Older people remember when the communist was beheaded and publicly displayed. His head on the city wall became for the timid and conservative people of Old Town a nightmare they couldn’t
shake off. Second Sister didn’t know that this also set off a ruthless internal purge by the communists. Nor did she know that some people were unjustly blamed for it, among these Huang Shuyi’s older brother. Second Sister was a housewife who kept well away from all the political whirlpools but this ordinary housewife had witnessed the astounding affair.
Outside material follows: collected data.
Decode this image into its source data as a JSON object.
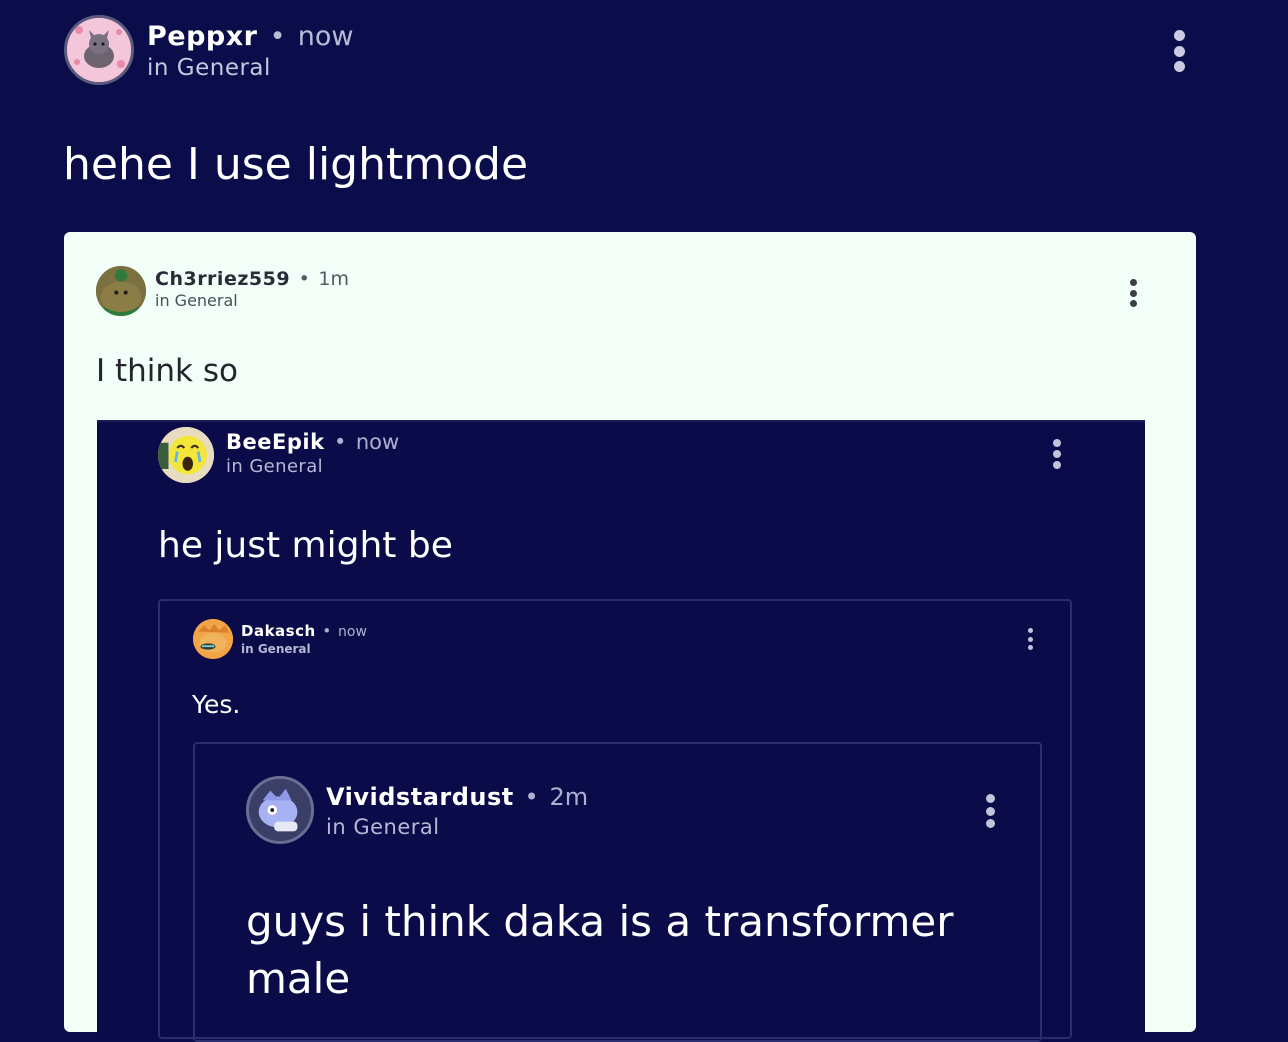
{
  "outer_post": {
    "author": "Peppxr",
    "separator": "•",
    "time": "now",
    "channel": "in General",
    "text": "hehe I use lightmode",
    "avatar_icon": "pink-cat-avatar-icon",
    "menu_icon": "kebab-menu-icon"
  },
  "quoted_light": {
    "author": "Ch3rriez559",
    "separator": "•",
    "time": "1m",
    "channel": "in General",
    "text": "I think so",
    "avatar_icon": "green-creature-avatar-icon",
    "menu_icon": "kebab-menu-icon"
  },
  "quoted_bee": {
    "author": "BeeEpik",
    "separator": "•",
    "time": "now",
    "channel": "in General",
    "text": "he just might be",
    "avatar_icon": "crying-face-avatar-icon",
    "menu_icon": "kebab-menu-icon"
  },
  "quoted_dakasch": {
    "author": "Dakasch",
    "separator": "•",
    "time": "now",
    "channel": "in General",
    "text": "Yes.",
    "avatar_icon": "orange-creature-avatar-icon",
    "menu_icon": "kebab-menu-icon"
  },
  "quoted_vivid": {
    "author": "Vividstardust",
    "separator": "•",
    "time": "2m",
    "channel": "in General",
    "text": "guys i think daka is a transformer male",
    "avatar_icon": "blue-character-avatar-icon",
    "menu_icon": "kebab-menu-icon"
  },
  "colors": {
    "page_background": "#0b0d4a",
    "light_card_background": "#f2fff8",
    "dark_card_background": "#0b0b49",
    "border": "#2a2d6e"
  }
}
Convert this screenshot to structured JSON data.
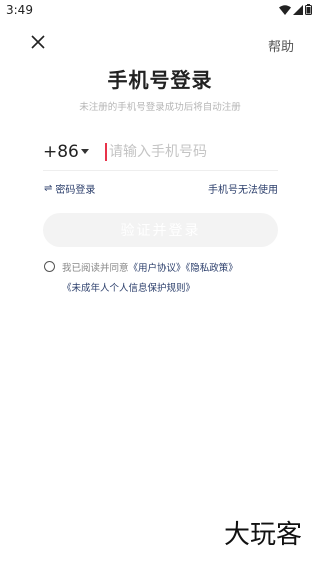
{
  "status_bar": {
    "time": "3:49"
  },
  "header": {
    "help_label": "帮助"
  },
  "title": "手机号登录",
  "subtitle": "未注册的手机号登录成功后将自动注册",
  "phone": {
    "country_code": "+86",
    "placeholder": "请输入手机号码",
    "value": ""
  },
  "links": {
    "swap_glyph": "⇌",
    "password_login": "密码登录",
    "phone_unavailable": "手机号无法使用"
  },
  "verify_button": "验证并登录",
  "agreement": {
    "prefix": "我已阅读并同意",
    "user_agreement": "《用户协议》",
    "privacy_policy": "《隐私政策》",
    "minor_rules": "《未成年人个人信息保护规则》"
  },
  "brand": "大玩客",
  "colors": {
    "link": "#2b3e6b",
    "cursor": "#e8334a",
    "button_bg": "#f3f3f3"
  }
}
Her reasoning and conclusions may have been the closest of all to what had really happened.
It was almost the New Year and “the rich wife” was again about to return to her family home. As Second Sister sat in the sedan chair, she discovered there was a new face among the shoulder-pole porters and clearly not someone who had grown up in a home where they did heavy labor. She imagined that, like Ninth Brother, the fellow was some out-of-work scholar. Because of her sympathy for him, she would glance at him from time to time. She also found that the shoulder-pole loads seemed lighter than previously and that the chair itself fairly floated above the ground.
There was no avoiding the South Gate inspection post. This was within the Zhangs’ sphere of influence and they had often passed through it without ever being stopped for checking. The atmosphere today was very different. Far off down the middle of the road Second Sister saw several policemen poised for action. The damp and rainy air was heavy with ill omen. She quickly took out the Zhangs’ fake road pass. That was the travel request from her “high official husband” to the military police along the way. With rifles held at the ready, the police swarmed forward. She forced herself to sit calmly and motionlessly in the sedan chair. She saw them ransacking a few trunks. These contained bottles and cans of no worth at all. Were the Zhangs doing this death-defying business for such stuff? She took special note of the baleful look of one policeman as he appraised that scholar. Is he going to be called out for a frisking? Just as she grew worried about this, that policeman waved his hand to let them pass. The chair was lifted and Second Sister closed her eyes and endlessly thanked her angel. O Angel, please protect me. Protect me one last time. From now on I will no longer risk my life to earn this money. Even though the Zhangs are sitting on my pay, I want to forget all about it. Then, on second thought, she said to herself, Since I’ve decided to give up my pay for those last two times, why not decide right here and now to turn around and go back home?